Despite nationwide efforts encouraging political participation among groups with historically lower voter turnout, like minorities and young people, not everyone’s voice was heard on election day. One contributing factor may have been inconsistent voting laws.

Since voting laws are created by the states, where you live within the U.S. dictates how easy it is for you to cast your vote. For example, you can vote early in Illinois, but not in Alabama. In Florida, you can cast an absentee ballot without providing justification, but in Alabama, you have to provide the absentee election manager with an excuse that precludes you from voting at your regular polling place on election day. Requiring justification for absentee ballots is one subtle way officials in Alabama, like those in other states with strict voting laws, are able to engage in voter suppression.  

This requirement makes requesting an absentee ballot a more tedious process, and it may discourage some would-be voters from applying for a ballot. Another factor to consider is that when you give elections officials the ability to make judgement calls regarding the authenticity of an absentee ballot application, there is always the possibility of racial or political biases, whether subconscious or overt, impacting the outcome.

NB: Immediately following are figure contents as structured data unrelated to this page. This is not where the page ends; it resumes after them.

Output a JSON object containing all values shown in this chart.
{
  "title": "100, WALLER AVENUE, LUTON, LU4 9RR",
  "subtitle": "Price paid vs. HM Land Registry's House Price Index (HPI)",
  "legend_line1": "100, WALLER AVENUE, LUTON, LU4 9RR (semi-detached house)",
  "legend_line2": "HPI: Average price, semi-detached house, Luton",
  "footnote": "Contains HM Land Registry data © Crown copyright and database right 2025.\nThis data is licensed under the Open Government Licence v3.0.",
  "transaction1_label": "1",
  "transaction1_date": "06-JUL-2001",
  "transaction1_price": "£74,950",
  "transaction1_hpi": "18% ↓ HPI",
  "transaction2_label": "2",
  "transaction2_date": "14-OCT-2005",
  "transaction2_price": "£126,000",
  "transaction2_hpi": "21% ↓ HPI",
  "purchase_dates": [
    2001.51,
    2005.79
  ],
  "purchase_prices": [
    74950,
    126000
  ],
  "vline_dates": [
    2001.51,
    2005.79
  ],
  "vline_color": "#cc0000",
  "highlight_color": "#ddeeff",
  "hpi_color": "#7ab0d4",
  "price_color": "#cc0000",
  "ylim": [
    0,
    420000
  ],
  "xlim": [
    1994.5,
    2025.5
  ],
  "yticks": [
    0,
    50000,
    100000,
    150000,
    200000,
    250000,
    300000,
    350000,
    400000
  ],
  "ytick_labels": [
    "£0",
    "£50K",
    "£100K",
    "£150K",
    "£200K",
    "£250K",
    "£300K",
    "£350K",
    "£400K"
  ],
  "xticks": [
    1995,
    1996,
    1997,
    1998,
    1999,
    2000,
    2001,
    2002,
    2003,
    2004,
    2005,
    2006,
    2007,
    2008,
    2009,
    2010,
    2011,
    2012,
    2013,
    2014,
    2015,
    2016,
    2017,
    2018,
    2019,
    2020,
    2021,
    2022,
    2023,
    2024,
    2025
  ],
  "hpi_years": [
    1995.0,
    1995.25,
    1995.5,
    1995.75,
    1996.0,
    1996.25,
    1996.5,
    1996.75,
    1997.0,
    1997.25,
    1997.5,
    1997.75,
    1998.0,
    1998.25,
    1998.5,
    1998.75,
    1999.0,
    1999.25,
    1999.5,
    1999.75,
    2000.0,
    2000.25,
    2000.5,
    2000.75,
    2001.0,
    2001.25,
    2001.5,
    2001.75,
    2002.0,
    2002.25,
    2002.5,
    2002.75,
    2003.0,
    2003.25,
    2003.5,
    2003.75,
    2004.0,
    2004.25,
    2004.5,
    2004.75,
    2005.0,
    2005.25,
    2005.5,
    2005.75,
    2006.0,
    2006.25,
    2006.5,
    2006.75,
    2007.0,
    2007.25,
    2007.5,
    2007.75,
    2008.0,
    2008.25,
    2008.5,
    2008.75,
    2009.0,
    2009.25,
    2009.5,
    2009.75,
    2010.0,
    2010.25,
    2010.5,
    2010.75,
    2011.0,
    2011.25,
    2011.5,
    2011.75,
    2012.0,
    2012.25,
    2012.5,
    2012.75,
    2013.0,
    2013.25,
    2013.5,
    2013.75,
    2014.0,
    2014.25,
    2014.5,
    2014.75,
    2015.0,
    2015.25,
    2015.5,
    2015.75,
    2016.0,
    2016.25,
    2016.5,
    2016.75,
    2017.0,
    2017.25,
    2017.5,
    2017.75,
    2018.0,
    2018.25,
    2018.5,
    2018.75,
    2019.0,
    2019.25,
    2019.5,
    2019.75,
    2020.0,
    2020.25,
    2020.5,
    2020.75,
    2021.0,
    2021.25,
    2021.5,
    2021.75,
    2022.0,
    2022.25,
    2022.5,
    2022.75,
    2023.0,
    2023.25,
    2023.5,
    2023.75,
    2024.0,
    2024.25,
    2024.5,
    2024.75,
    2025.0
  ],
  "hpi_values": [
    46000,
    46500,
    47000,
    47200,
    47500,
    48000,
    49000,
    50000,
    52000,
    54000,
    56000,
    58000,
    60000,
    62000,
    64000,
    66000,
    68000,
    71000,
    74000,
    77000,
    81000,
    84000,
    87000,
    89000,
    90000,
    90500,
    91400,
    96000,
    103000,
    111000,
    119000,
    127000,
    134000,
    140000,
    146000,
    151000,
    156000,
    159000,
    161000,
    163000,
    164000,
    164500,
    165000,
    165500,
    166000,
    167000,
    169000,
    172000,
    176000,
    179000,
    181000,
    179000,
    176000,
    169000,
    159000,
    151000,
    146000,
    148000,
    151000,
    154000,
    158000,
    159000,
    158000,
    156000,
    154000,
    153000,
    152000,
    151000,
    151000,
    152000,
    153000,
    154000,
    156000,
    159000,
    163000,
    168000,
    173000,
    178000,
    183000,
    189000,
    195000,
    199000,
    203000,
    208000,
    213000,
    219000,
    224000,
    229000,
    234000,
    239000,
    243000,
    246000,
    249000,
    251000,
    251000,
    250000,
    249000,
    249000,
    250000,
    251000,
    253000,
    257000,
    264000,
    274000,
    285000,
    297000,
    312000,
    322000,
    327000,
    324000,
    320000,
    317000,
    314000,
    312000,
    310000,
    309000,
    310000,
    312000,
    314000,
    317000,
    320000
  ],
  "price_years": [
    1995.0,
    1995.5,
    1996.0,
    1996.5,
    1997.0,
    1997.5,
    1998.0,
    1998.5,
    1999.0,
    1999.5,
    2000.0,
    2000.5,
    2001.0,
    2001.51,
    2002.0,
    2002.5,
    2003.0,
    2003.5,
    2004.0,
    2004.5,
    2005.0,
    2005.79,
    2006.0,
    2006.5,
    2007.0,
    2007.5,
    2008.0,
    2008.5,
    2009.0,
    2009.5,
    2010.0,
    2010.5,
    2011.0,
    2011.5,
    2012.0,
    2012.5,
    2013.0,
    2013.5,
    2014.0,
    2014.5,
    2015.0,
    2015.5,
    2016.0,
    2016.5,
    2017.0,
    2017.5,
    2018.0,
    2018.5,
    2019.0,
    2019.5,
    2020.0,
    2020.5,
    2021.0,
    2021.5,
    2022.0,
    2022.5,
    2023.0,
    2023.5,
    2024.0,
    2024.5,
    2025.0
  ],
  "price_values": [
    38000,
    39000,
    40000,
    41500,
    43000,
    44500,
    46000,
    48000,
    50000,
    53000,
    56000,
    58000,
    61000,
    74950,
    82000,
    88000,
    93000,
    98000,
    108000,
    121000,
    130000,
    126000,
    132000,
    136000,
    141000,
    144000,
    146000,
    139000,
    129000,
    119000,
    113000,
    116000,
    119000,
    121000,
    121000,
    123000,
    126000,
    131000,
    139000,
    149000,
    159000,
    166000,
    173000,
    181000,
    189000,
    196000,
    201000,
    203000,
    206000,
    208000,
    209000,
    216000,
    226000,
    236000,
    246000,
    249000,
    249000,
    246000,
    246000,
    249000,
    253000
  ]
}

Given that the applicant is understandably required to provide their address and, depending on the election, their political party affiliation, it’s not hard to imagine that the absentee election manager could have their judgment clouded by their personal feelings about different political and demographic groups.

The reality is if every state in the country wrote voting laws with the intention of giving as many people as possible access to the vote, or if voting laws were national, absentee and early voting would exist in all 50 states, and the debate over whether or not we can trust an elections manager to do their job with integrity would not even exist.

National voting laws would minimize confusion among citizens about when, where and how to vote and would resultantly create a consistent and fair environment for the majority of U.S. citizens. Voting should not be a stressful or complicated endeavor; it should be a process with which average citizens with average levels of political literacy and legal knowledge feel comfortable.

While apathy may have played a role in some UA students not voting, it’s also likely that confusion over how to get registered in Alabama, difficulty casting or receiving an absentee ballot at the University and feelings of confusion and frustration with current voting laws also functioned to inhibit voter turnout in the UA community.

We need national voting laws that simplify the processes of voting and registering to vote, so that more Americans feel empowered to cast their vote in every election. Where you live in he country should not be the deciding factor in whether or not you’ll be allowed to vote early or cast an absentee ballot. All Americans deserve a voting process that is straightforward and uncomplicated, and as long as we have state voting laws with varying levels of restrictiveness, this cannot be achieved.